You are quite realistic about this relationship. Which is not to say that you don’t allow for a glimmer of hope.
I wanted this movie to be not just about an 11-year-old, but also to be for 11-year-olds. What can they take away from it, especially if they are in a similar situation? You don’t want to be too delusional about it, but you also don’t want to be too bleak. I wanted to normalise mothers who aren’t perfect, who maybe can’t care for their children all the time. You can’t really change your parents that fast, so Lu has to lead the way. She does stand up for herself, in the end.

You hint at generational trauma, too – at this terrifying thought: what can I bring to the table, as a parent, if I wasn’t given that much to begin with?
You can always blame your parents, but they were children as well. That’s why I have so much sympathy for Karina. She is still a child, and maybe that’s one of the reasons she can’t take care of Lu. But it’s not like she had the easiest life either. Also, with mental-health issues, you can’t always fix things easily.

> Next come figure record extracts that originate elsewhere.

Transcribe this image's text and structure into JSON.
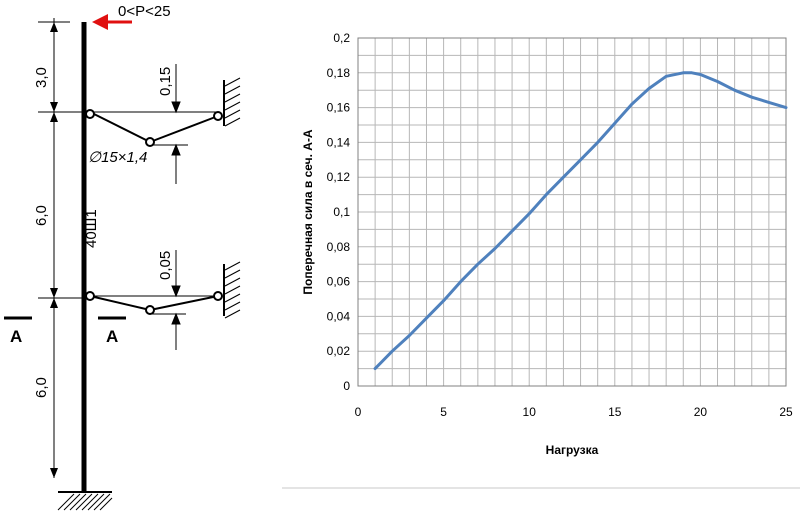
{
  "scheme": {
    "load_label": "0<P<25",
    "dims": [
      "3,0",
      "6,0",
      "6,0"
    ],
    "offsets": [
      "0,15",
      "0,05"
    ],
    "tie_label": "∅15×1,4",
    "column_label": "40Ш1",
    "section_labels": [
      "A",
      "A"
    ]
  },
  "colors": {
    "load_arrow": "#e01010",
    "series_line": "#4f81bd",
    "grid": "#b7b7b7"
  },
  "chart_data": {
    "type": "line",
    "xlabel": "Нагрузка",
    "ylabel": "Поперечная  сила  в сеч.  А-А",
    "xlim": [
      0,
      25
    ],
    "ylim": [
      0,
      0.2
    ],
    "x_ticks": [
      "0",
      "5",
      "10",
      "15",
      "20",
      "25"
    ],
    "y_ticks": [
      "0",
      "0,02",
      "0,04",
      "0,06",
      "0,08",
      "0,1",
      "0,12",
      "0,14",
      "0,16",
      "0,18",
      "0,2"
    ],
    "grid": true,
    "series": [
      {
        "x": [
          1,
          2,
          3,
          4,
          5,
          6,
          7,
          8,
          9,
          10,
          11,
          12,
          13,
          14,
          15,
          16,
          17,
          18,
          19,
          19.5,
          20,
          21,
          22,
          23,
          24,
          25
        ],
        "values": [
          0.01,
          0.02,
          0.029,
          0.039,
          0.049,
          0.06,
          0.07,
          0.079,
          0.089,
          0.099,
          0.11,
          0.12,
          0.13,
          0.14,
          0.151,
          0.162,
          0.171,
          0.178,
          0.18,
          0.18,
          0.179,
          0.175,
          0.17,
          0.166,
          0.163,
          0.16
        ]
      }
    ]
  }
}
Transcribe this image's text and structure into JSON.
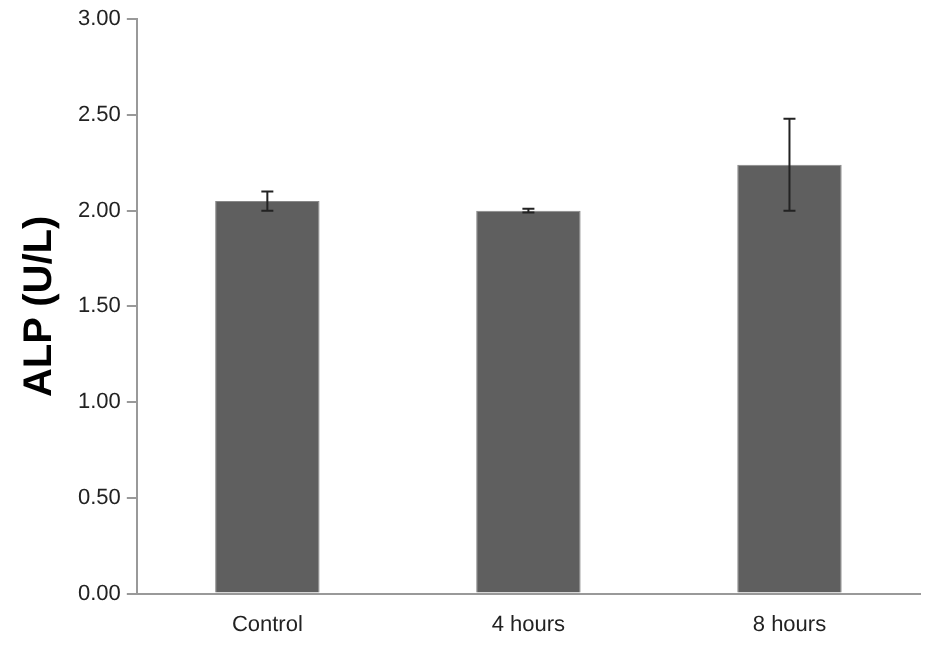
{
  "chart_data": {
    "type": "bar",
    "ylabel": "ALP (U/L)",
    "categories": [
      "Control",
      "4 hours",
      "8 hours"
    ],
    "values": [
      2.05,
      2.0,
      2.24
    ],
    "color": "#5f5f5f",
    "errors": [
      0.05,
      0.01,
      0.24
    ],
    "ylim": [
      0,
      3
    ],
    "yticks": [
      {
        "value": 0,
        "label": "0.00"
      },
      {
        "value": 0.5,
        "label": "0.50"
      },
      {
        "value": 1,
        "label": "1.00"
      },
      {
        "value": 1.5,
        "label": "1.50"
      },
      {
        "value": 2,
        "label": "2.00"
      },
      {
        "value": 2.5,
        "label": "2.50"
      },
      {
        "value": 3,
        "label": "3.00"
      }
    ],
    "grid": false,
    "legend": false
  }
}
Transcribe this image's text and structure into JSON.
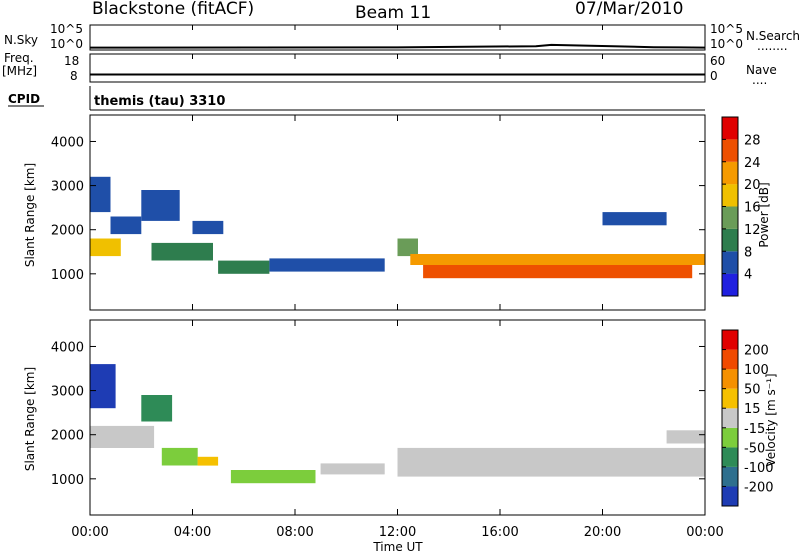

You could make a very heavy movie about all this, but that’s not what we wanted. We couldn’t “dumb it down” either, so we incorporated what kids like the most: humour and fun. I like that, too. It was easy because Karina creates playful situations all the time. Once we’d made that decision, we came up with this nod to “lovers on the run”. What does she want this road trip to be? She would want it to be like Bonnie and Clyde, more like a movie. That tone is very important, I think. For the young audience, sure, but also because films should be allowed to be enjoyable.